SU charged back late, flipping the script that had haunted it all season and sinking an Albany team that had a stranglehold on its offense. Syracuse (12-4, 2-2 Atlantic Coast) completed its biggest comeback of the season and put away the Great Danes (12-4, 6-0 America East), 11-9, to secure a spot against top-seeded Maryland in the NCAA tournament quarterfinals on Saturday at noon in Providence, Rhode Island.



Albany_Quarter_Chart
Kiran Ramsey | Digital Design Editor

Head coach John Desko said he spent the past week warning his team that Albany was playing substantially different from how it did nearly three months ago, when top scorers Connor Fields and Seth Oakes combined for only one goal. It took only 22 seconds for Desko’s narrative to hold true as Fields scored quickly, and four other Great Danes followed suit to open a 5-1 lead.

“When we did get the ball, we were very anxious to try and make something happen,” Desko said of his team’s first half play. “We’d have one, two, three passes in our offense and … (Riorden would) make the save or we’d miss it and they’d go the other way.”

Albany suffocated Syracuse’s early opportunities by playing compact around the crease, only allowing SU to go for outside shots. Dylan Donahue and Nick Mariano were repeatedly turned away in runs to the goal. At one point the referees even activated the shot clock against the Syracuse, an ironic occurrence against an offense that wanted so badly to get anything going in a 22-minute goalless stretch.

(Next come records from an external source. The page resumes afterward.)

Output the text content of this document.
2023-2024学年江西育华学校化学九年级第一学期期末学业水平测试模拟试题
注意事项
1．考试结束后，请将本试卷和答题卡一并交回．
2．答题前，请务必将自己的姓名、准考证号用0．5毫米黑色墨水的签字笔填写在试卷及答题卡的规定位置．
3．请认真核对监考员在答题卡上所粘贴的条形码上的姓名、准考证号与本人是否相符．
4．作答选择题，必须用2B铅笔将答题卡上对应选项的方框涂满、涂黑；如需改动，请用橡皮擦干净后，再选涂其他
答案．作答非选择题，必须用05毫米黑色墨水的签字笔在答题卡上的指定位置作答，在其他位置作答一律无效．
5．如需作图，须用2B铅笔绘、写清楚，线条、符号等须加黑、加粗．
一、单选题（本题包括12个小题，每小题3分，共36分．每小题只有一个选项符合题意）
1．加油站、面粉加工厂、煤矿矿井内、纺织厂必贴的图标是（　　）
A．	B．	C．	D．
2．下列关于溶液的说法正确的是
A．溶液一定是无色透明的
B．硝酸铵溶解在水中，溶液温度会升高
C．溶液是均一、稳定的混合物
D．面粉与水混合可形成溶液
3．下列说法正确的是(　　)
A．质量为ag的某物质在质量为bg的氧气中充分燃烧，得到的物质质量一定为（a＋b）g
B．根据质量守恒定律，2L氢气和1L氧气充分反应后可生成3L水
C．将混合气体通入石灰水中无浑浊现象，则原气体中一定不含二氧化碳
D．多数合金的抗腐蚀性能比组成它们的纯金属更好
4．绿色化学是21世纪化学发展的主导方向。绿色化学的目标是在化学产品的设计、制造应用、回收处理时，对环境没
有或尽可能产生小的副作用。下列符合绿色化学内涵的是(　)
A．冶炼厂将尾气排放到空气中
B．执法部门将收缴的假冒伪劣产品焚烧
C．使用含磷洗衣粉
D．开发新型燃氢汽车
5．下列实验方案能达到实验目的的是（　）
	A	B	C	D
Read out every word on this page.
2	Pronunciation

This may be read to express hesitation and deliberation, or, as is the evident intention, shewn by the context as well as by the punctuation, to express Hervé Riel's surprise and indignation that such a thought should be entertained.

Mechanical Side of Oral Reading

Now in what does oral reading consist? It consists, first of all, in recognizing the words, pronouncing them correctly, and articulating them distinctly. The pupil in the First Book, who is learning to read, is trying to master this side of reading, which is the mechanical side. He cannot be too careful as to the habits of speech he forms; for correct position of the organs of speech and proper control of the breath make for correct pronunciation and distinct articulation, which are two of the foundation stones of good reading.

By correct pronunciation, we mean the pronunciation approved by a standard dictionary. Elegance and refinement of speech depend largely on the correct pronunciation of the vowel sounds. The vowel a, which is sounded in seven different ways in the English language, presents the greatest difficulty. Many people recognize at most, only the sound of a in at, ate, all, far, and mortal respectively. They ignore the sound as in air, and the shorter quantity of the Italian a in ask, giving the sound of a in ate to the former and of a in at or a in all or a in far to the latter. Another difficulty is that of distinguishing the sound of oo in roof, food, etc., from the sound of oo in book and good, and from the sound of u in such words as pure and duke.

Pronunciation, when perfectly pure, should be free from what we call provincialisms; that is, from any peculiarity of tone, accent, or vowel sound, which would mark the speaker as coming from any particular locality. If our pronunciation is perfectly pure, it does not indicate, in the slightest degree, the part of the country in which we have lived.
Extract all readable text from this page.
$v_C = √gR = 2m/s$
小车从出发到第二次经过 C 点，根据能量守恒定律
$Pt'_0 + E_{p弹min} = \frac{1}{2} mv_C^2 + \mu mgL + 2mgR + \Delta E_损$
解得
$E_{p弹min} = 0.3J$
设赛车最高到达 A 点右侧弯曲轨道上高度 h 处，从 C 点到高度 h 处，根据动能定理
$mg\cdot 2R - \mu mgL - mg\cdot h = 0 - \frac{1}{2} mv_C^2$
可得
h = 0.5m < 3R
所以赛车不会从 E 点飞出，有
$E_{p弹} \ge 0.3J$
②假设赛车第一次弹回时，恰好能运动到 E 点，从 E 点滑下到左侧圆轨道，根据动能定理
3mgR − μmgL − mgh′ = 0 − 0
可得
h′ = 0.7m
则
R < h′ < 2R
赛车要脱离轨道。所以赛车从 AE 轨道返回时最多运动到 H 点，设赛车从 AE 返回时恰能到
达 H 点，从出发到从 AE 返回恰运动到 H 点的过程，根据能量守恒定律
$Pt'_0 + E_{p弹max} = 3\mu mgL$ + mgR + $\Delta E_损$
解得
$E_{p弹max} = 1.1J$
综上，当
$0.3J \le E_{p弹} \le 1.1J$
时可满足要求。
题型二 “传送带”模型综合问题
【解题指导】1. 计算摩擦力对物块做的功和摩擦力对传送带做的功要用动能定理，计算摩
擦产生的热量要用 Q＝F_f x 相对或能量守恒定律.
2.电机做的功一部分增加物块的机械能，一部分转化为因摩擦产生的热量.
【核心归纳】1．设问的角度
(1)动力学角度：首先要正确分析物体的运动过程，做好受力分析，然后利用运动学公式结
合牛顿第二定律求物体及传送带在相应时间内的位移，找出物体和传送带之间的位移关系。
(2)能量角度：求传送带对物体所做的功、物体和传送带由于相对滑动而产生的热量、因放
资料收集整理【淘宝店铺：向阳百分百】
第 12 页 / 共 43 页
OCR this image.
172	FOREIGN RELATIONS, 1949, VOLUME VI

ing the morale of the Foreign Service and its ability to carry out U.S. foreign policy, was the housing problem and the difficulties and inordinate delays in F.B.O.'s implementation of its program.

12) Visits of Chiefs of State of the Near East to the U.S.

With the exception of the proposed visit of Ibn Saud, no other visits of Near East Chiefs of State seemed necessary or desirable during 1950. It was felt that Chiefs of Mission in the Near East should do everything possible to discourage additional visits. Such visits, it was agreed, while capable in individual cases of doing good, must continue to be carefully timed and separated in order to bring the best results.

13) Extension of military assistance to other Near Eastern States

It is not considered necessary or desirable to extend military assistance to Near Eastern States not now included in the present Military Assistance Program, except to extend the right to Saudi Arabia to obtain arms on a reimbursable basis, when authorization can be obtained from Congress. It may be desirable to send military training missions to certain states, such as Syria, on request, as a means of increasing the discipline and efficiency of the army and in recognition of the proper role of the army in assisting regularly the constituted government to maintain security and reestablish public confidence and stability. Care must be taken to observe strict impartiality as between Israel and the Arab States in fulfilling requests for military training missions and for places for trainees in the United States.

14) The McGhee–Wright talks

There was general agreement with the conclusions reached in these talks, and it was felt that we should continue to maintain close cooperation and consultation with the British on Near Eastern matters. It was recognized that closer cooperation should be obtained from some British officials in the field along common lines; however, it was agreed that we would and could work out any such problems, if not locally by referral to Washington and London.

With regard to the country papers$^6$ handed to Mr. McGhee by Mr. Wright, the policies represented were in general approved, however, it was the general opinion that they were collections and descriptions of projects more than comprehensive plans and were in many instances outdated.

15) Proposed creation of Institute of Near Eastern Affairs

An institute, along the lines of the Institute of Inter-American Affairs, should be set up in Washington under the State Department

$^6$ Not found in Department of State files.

But the game tilted in the third quarter, right after faceoff specialist Ben Williams lost the opening draw of the second half and SU managed to corral the possession back. Sergio Salcido, Derek DeJoe and Mariano each proceeded to take shots before Mariano bullied his way to the crease to convert. The play injected life back into one of the biggest crowds of the season, and set the precedent for what turned into an 18-shot, five-goal quarter that saved Syracuse’s season.

 

SU_Quarter_Chart
Kiran Ramsey | Digital Design Editor

 

“We started to gain a little bit better understanding of how they play defense as the game went on,” Salcido said. “Their tendencies, you kind of read that when you’re out there taking different runs and different dodges. You just kind of keep that in your mind and know when to go and when not to go.”

Veteran attack Tim Barber, whom Desko strategically displaced on the second line midfield at times to create what Riorden called a “matchup nightmare,” scored just 43 seconds after Mariano to draw the Orange within two goals. SU rolled with the momentum created on offense and leaned on its offensive depth once again to carry the game away.

Jordan Evans, Matt Lane and DeJoe all scored their first goals of the game to tie it up in the middle of the third quarter for the first time since the opening minutes of the game. Joe Gillis and Evans cemented the comeback by pouring in a one fourth-quarter goal apiece, firmly etching another game into Syracuse’s season though it seemed unlikely in the 30 minutes prior.

“You look at the scoreboard at halftime you realize, ‘This is it. You’ve got to do something here,’” Salcido said.

Finally Syracuse did do something. Something it hadn’t done all season, but had seen pulled off too many times on itself.